When there is criticism of a pastor, it has to be proven by 2 or mor people and not just gossip (5:19).  If there is truth to what is said, the offending leader must be publicly corrected (5:20).  If the sin was publicly known, the correction and repentance should be public as well.  It’s important to be fair and impartial when evaluating accusations against a pastor.  Treat him as you would want to be treated.

A lot of these problems with pastors can be solved by making sure the men who are chosen to be pastors are godly, mature men (5:22, 24-25).   Don’t be too quick to ordain someone who shows promise (5:22).  Give them time to mature.  Make sure you know them well and watch their lives (5:24-25).  If you put unworthy men in places of responsibility, it is partly your fault when things go wrong.

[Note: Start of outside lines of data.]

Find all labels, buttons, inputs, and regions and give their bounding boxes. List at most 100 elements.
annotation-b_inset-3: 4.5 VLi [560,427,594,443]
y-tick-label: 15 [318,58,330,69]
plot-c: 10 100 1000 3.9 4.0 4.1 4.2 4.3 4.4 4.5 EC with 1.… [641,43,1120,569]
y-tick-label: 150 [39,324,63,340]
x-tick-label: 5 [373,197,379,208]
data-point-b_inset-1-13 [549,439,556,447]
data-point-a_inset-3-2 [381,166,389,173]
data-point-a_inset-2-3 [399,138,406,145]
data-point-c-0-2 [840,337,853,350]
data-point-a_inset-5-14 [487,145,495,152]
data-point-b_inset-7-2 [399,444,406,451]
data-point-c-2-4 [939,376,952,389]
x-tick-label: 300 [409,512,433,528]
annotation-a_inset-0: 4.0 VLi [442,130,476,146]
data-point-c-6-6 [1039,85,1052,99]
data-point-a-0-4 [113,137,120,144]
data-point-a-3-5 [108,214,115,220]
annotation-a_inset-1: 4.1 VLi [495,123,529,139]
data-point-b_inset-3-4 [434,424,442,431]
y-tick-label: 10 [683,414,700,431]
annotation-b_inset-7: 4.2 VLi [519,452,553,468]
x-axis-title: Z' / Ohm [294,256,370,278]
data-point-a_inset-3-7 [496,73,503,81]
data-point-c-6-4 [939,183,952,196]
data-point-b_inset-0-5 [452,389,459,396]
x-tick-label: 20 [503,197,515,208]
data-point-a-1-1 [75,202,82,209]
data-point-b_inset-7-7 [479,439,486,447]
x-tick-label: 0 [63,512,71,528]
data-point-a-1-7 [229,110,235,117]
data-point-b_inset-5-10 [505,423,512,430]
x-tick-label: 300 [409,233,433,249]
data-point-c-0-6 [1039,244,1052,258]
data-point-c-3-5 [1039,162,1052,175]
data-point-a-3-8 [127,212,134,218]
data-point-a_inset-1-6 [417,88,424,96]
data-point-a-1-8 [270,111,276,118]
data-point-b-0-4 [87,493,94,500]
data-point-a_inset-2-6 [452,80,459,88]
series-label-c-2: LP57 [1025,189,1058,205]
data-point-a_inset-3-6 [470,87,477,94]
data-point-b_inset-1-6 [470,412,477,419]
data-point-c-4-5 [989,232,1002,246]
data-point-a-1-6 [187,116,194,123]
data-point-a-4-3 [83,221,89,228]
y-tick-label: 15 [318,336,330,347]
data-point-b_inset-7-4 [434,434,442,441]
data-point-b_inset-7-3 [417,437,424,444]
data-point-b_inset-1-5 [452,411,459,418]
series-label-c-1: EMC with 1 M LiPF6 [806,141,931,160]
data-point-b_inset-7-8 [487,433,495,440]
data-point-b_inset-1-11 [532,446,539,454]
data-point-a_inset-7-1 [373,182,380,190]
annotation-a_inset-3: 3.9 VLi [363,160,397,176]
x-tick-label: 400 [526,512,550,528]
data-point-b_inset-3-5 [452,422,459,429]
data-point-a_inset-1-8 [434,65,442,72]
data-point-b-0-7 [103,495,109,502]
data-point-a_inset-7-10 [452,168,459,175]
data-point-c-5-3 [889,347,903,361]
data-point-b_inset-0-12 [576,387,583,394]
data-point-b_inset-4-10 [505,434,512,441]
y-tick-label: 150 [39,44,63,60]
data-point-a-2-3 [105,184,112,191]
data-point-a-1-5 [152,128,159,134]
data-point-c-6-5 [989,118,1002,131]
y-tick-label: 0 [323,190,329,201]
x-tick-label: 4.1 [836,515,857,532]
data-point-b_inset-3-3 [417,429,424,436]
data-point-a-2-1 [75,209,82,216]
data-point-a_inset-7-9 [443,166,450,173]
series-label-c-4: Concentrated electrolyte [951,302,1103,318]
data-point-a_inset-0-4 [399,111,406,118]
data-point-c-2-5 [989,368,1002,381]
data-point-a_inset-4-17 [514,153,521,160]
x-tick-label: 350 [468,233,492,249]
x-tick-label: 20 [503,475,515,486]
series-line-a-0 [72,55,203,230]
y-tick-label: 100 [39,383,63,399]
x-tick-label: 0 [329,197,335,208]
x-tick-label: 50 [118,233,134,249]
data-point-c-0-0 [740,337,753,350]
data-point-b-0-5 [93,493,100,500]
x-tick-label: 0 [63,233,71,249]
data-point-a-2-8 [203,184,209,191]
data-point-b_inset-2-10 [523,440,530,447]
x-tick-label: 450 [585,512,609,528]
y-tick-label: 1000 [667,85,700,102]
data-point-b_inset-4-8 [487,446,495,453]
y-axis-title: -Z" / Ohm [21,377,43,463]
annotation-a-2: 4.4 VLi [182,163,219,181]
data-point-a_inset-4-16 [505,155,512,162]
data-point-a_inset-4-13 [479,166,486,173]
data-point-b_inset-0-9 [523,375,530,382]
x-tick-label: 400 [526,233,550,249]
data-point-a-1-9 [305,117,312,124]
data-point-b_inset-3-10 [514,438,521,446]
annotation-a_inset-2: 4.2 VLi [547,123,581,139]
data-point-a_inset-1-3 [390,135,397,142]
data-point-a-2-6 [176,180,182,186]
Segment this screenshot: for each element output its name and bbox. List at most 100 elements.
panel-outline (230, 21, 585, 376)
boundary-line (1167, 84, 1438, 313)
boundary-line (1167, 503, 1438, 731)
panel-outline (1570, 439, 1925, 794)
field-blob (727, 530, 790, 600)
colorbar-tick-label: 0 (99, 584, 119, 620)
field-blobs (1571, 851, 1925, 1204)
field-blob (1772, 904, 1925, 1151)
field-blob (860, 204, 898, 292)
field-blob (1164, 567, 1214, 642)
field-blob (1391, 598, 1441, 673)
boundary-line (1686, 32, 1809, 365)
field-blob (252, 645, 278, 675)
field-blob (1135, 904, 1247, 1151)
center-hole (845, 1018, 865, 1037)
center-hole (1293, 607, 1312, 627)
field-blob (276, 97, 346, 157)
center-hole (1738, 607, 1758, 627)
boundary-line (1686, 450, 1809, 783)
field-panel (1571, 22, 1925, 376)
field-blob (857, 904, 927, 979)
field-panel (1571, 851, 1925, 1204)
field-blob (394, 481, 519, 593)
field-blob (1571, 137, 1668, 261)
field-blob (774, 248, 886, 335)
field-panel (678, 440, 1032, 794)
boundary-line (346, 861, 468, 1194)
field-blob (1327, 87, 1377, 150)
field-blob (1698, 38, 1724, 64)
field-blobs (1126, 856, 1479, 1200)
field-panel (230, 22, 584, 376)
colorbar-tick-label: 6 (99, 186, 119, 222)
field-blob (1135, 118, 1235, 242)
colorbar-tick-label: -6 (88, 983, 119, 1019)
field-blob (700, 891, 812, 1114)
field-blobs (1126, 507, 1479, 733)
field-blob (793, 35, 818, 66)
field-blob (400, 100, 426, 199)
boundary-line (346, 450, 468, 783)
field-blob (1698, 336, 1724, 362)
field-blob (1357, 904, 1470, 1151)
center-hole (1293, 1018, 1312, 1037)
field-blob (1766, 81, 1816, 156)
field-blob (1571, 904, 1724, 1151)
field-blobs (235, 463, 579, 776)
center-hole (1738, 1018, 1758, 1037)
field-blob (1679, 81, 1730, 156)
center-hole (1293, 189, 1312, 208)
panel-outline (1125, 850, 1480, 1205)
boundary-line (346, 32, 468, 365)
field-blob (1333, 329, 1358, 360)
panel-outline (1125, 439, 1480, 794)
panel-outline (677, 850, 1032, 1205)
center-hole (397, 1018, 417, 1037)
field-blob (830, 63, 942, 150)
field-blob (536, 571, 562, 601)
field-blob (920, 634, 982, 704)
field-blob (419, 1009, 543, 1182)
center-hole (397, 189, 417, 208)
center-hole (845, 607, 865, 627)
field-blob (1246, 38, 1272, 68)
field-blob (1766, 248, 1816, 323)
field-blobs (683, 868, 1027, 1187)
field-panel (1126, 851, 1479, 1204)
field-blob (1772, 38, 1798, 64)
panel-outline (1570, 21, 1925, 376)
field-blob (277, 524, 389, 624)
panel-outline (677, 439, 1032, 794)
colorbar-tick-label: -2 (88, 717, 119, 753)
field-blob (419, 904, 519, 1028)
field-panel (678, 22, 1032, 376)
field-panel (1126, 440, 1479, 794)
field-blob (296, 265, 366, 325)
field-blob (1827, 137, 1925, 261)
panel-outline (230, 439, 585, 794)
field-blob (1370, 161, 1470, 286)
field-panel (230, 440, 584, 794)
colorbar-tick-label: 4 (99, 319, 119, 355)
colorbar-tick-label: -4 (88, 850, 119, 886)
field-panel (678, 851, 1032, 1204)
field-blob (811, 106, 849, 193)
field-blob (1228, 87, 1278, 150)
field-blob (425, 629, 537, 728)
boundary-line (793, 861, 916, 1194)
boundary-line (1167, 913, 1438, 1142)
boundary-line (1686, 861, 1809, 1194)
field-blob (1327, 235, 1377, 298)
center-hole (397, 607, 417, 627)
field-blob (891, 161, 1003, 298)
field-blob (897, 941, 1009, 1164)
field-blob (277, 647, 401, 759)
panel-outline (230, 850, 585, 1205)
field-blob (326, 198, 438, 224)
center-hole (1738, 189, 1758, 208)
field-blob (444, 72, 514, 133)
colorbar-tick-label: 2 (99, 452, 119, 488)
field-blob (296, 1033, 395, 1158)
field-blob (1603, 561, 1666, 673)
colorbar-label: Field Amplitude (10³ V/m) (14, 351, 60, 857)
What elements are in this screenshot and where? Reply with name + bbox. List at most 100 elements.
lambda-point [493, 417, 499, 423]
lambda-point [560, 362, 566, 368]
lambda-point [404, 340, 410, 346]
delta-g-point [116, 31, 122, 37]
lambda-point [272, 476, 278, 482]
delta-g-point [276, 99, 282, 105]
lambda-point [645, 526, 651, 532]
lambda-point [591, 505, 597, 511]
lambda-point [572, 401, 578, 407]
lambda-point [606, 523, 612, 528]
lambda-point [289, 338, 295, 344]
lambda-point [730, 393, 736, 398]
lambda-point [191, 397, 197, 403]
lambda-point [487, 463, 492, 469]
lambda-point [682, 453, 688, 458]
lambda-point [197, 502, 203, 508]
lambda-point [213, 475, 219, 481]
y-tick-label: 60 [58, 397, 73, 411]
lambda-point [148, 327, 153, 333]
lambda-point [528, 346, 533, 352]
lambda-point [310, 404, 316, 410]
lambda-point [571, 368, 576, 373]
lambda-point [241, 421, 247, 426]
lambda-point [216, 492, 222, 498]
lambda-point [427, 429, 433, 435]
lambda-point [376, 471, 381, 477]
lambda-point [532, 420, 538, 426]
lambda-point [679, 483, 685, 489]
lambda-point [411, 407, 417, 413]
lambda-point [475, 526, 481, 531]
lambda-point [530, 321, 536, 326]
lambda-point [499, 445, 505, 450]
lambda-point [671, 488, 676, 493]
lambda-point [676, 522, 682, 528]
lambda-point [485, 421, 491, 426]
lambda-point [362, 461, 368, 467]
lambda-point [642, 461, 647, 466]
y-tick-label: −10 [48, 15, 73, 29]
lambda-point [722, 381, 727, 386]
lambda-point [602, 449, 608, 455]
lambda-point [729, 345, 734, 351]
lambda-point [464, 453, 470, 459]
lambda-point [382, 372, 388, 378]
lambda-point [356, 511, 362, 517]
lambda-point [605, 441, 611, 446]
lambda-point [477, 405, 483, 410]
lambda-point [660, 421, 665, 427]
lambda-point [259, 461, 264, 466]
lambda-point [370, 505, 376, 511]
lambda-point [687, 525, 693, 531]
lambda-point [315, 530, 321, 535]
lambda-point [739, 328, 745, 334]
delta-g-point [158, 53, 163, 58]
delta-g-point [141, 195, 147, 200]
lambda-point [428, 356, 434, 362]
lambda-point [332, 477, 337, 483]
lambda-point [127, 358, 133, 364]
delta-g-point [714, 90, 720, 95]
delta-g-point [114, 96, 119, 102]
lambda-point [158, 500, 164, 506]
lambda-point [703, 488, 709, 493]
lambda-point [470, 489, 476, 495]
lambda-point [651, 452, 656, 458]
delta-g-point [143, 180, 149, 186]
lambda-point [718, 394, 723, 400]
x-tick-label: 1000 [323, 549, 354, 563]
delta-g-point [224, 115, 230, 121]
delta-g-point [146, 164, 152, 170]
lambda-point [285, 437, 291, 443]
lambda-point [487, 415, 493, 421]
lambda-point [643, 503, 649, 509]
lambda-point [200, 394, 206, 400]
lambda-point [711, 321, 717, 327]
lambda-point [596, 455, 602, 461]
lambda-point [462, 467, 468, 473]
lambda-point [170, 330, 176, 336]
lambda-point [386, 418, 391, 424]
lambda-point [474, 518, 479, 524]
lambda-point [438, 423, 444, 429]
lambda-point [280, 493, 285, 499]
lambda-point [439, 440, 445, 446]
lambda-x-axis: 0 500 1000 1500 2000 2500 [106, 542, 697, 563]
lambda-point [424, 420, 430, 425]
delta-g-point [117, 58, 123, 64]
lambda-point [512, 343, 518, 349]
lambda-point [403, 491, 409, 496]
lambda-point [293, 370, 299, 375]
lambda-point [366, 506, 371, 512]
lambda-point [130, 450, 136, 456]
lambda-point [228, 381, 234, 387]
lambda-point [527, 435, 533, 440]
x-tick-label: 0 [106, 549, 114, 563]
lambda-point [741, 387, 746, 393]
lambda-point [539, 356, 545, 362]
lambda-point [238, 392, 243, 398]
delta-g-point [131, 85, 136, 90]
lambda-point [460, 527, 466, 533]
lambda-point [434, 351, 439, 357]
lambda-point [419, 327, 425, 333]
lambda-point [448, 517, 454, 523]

All of this is very hard on Timothy who is fearful of confrontation and criticism.  The stress and anxiety are so bad he wants to leave.  It is even affecting his health, so Paul advises he drink a little wine for his stomach’s sake (5:23).  Water was unsanitary and a little wine could help.  The content of alcohol in wine then was very low.  Many medications today have alcohol in them, so a small amount could be beneficial to him.  That was just treating the symptoms, though.  Timothy needed to trust in God confront his fears to be truly free, and so do we.

So, we see that pastors who direct their church and preach and teach well should be given honor as well as a salary they can live on.  We shouldn’t listen to criticism of pastors unless it is proven by at least two people, but if it is true, we must correct the errors in a gentle, loving way.  To prevent many of these problems, make sure those you put in position of authority are godly, mature men.

Do you teach your people that it is important for them to give you a livable salary, equal to their standard of living? 

Do you handle problems with church leaders in the way Paul tells Timothy?  What can you do to improve?

What part of ministry causes stress and anxiety in you?  How do you handle it?